The American XL Bully, the larger variation of the American Bully breed, first arrived in the UK around 2014. It is believed to have originated from dogs including the American Bully. pitbull terrier, which was banned under the Dangerous Dogs Act in 1991, these dogs have caused concern due to their size and potential aggression.

The statistics are sobering, with the XL Bully breed linked to six out of ten fatal dog attacks in the UK in 2022, and at least two deaths this year alone. One particularly shocking incident involved an XL bully attacking people on the streets of Birmingham.

Activists and victims of XL’s bullying attacks have welcomed the proposed ban, seeing it as a long-overdue step to protect the public. Emma Whitfield, who tragically lost her 10-year-old son to an XL bullying attack in 2021, expressed her relief and emotion upon hearing the news.

However, not everyone is in favor of this ban. The Dog Control Coalition, comprised of prominent animal protection organizations, expressed deep concerns about the lack of data behind the decision. They argue that banning one breed may not solve the root problem and could inadvertently lead to other breeds being included in the same category and banned.

Additionally, enforcing a ban on the XL American bully breed may prove to be a challenge due to its unofficial status and similarities to other breeds. Criminal defense lawyer Rhianna Tsiattalou highlights the difficulties encountered in enforcing such a ban at all levels.

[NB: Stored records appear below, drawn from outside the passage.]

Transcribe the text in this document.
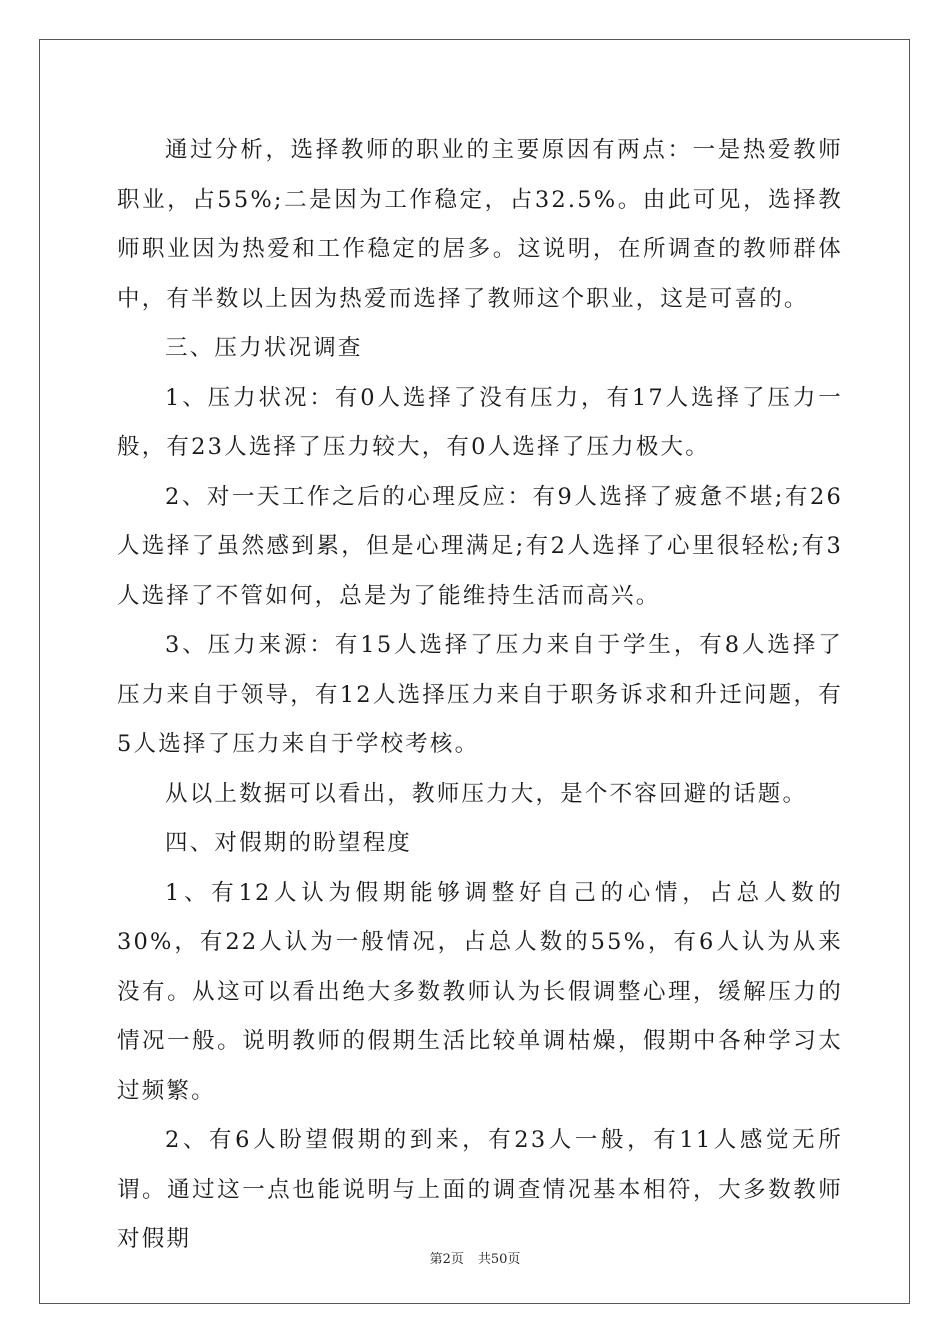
通过分析，选择教师的职业的主要原因有两点：一是热爱教师职业，占55%;二是因为工作稳定，占32.5%。由此可见，选择教师职业因为热爱和工作稳定的居多。这说明，在所调查的教师群体中，有半数以上因为热爱而选择了教师这个职业，这是可喜的。

三、压力状况调查

1、压力状况：有0人选择了没有压力，有17人选择了压力一般，有23人选择了压力较大，有0人选择了压力极大。

2、对一天工作之后的心理反应：有9人选择了疲惫不堪;有26人选择了虽然感到累，但是心理满足;有2人选择了心里很轻松;有3人选择了不管如何，总是为了能维持生活而高兴。

3、压力来源：有15人选择了压力来自于学生，有8人选择了压力来自于领导，有12人选择压力来自于职务诉求和升迁问题，有5人选择了压力来自于学校考核。

从以上数据可以看出，教师压力大，是个不容回避的话题。

四、对假期的盼望程度

1、有12人认为假期能够调整好自己的心情，占总人数的30%，有22人认为一般情况，占总人数的55%，有6人认为从来没有。从这可以看出绝大多数教师认为长假调整心理，缓解压力的情况一般。说明教师的假期生活比较单调枯燥，假期中各种学习太过频繁。

2、有6人盼望假期的到来，有23人一般，有11人感觉无所谓。通过这一点也能说明与上面的调查情况基本相符，大多数教师对假期

第2页 共50页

Organizations such as Bully Watch, the Campaign for Evidence-Based Regulation of Dangerous Dogs and Protect Our Pets argue that the ban is essential to protect both humans and dogs. They say their research shows that XL bully dogs are significantly more dangerous than other breeds and have caused the majority of human deaths and injuries related to dog attacks in recent years.

Under the proposed ban, police would have the power to take action against dangerous dogs, but it would also include provisions to protect “good dogs owned by good owners” through a dog index exempted. This would allow owners of banned breeds that are not considered dangerous to the public to receive a certificate of exemption, subject to strict conditions such as sterilization, microchipping and muzzles in public.